I feel fine right now. I could do a jig that would probably demonstrate how "fine" I am feeling at the moment. I'm able-bodied and can do whatever I want to, whether it is drive to the store or take a shower without help, whenever I want to. So many people have asked me, "How are you feeling, Lara?" Physically - fantastic. Emotionally - I'm scared out of my freaking mind. If I'm so brave, as many have described me, then why I am so scared? Riddle me that, Batman.
|Life before breast cancer.|
I can't seem to wrap my brain around the fact that very soon, I am going to be sick. I'm going to have days, possibly weeks, where I am going to feel like death and will have to have others help me. How do you prepare for that? I wish I could bargain with God that I will be a good little girl if He lets me get through chemotherapy with minimal side effects.

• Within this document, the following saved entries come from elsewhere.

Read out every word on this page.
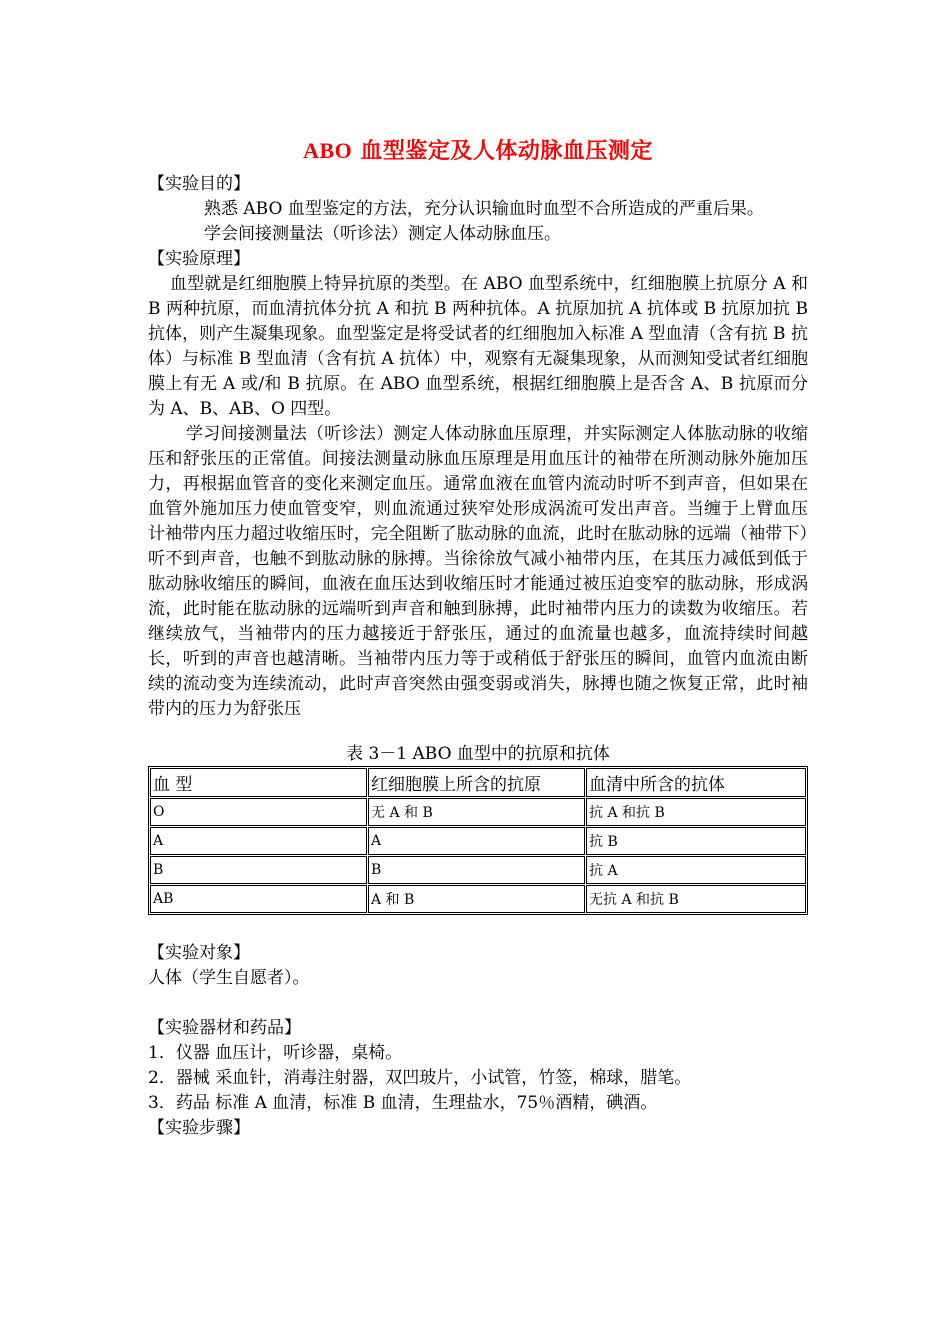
ABO 血型鉴定及人体动脉血压测定
【实验目的】

熟悉 ABO 血型鉴定的方法，充分认识输血时血型不合所造成的严重后果。

学会间接测量法（听诊法）测定人体动脉血压。

【实验原理】

血型就是红细胞膜上特异抗原的类型。在 ABO 血型系统中，红细胞膜上抗原分 A 和 B 两种抗原，而血清抗体分抗 A 和抗 B 两种抗体。A 抗原加抗 A 抗体或 B 抗原加抗 B 抗体，则产生凝集现象。血型鉴定是将受试者的红细胞加入标准 A 型血清（含有抗 B 抗体）与标准 B 型血清（含有抗 A 抗体）中，观察有无凝集现象，从而测知受试者红细胞膜上有无 A 或/和 B 抗原。在 ABO 血型系统，根据红细胞膜上是否含 A、B 抗原而分为 A、B、AB、O 四型。

学习间接测量法（听诊法）测定人体动脉血压原理，并实际测定人体肱动脉的收缩压和舒张压的正常值。间接法测量动脉血压原理是用血压计的袖带在所测动脉外施加压力，再根据血管音的变化来测定血压。通常血液在血管内流动时听不到声音，但如果在血管外施加压力使血管变窄，则血流通过狭窄处形成涡流可发出声音。当缠于上臂血压计袖带内压力超过收缩压时，完全阻断了肱动脉的血流，此时在肱动脉的远端（袖带下）听不到声音，也触不到肱动脉的脉搏。当徐徐放气减小袖带内压，在其压力减低到低于肱动脉收缩压的瞬间，血液在血压达到收缩压时才能通过被压迫变窄的肱动脉，形成涡流，此时能在肱动脉的远端听到声音和触到脉搏，此时袖带内压力的读数为收缩压。若继续放气，当袖带内的压力越接近于舒张压，通过的血流量也越多，血流持续时间越长，听到的声音也越清晰。当袖带内压力等于或稍低于舒张压的瞬间，血管内血流由断续的流动变为连续流动，此时声音突然由强变弱或消失，脉搏也随之恢复正常，此时袖带内的压力为舒张压

表 3－1 ABO 血型中的抗原和抗体
血 型	红细胞膜上所含的抗原	血清中所含的抗体
O	无 A 和 B	抗 A 和抗 B
A	A	抗 B
B	B	抗 A
AB	A 和 B	无抗 A 和抗 B
【实验对象】
人体（学生自愿者）。
【实验器材和药品】
1．仪器 血压计，听诊器，桌椅。
2．器械 采血针，消毒注射器，双凹玻片，小试管，竹签，棉球，腊笔。
3．药品 标准 A 血清，标准 B 血清，生理盐水，75％酒精，碘酒。
【实验步骤】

One of the side effects of the chemotherapy treatment my doctor is recommending is hair loss. I've been trying to remain flippant about the whole being bald thing but I can't lie. I'm scared of my hair falling out. Even though I have never been big on hair or appearance, that's still my hair, y'know? Without it, I'm going to look like a sick cancer patient. I'm also afraid of my friends' and family's reaction to seeing me bald. I swear, if anyone cries at the sight of me, that will just depress me even more. Please, those who love me that read this, don't cry at seeing me bald and sick.
As of right now, I'm not wanting to get a wig when I become bald. Main reason, one of the side effects of several of the medications they want to put me on is hot flashes. How am I going to tolerate having a foreign object on my head if I'm sweating like crazy? Thank God I'm having all this done during the winter. That has to help with the hot flashes coming my way.... I hope. The other reason I don't want to wear a wig is that it makes me think of my mom. One of my memory snippets of her was coming home from school and seeing her wearing a wig. I believe me and my brothers asked her incredulously, "What's that you're wearing?" and she was upset about it.
I'm trying to stay positive because that's who I firmly believe the person I am. To be honest, it's hard to remain upbeat and positive when you know you're about to face a 12-week period of pain, sickness and depression.
I hope some therapy time with a certain beagle will help me get through my dark days. It's hard for me to feel sad when a furry beagle needs to be petted.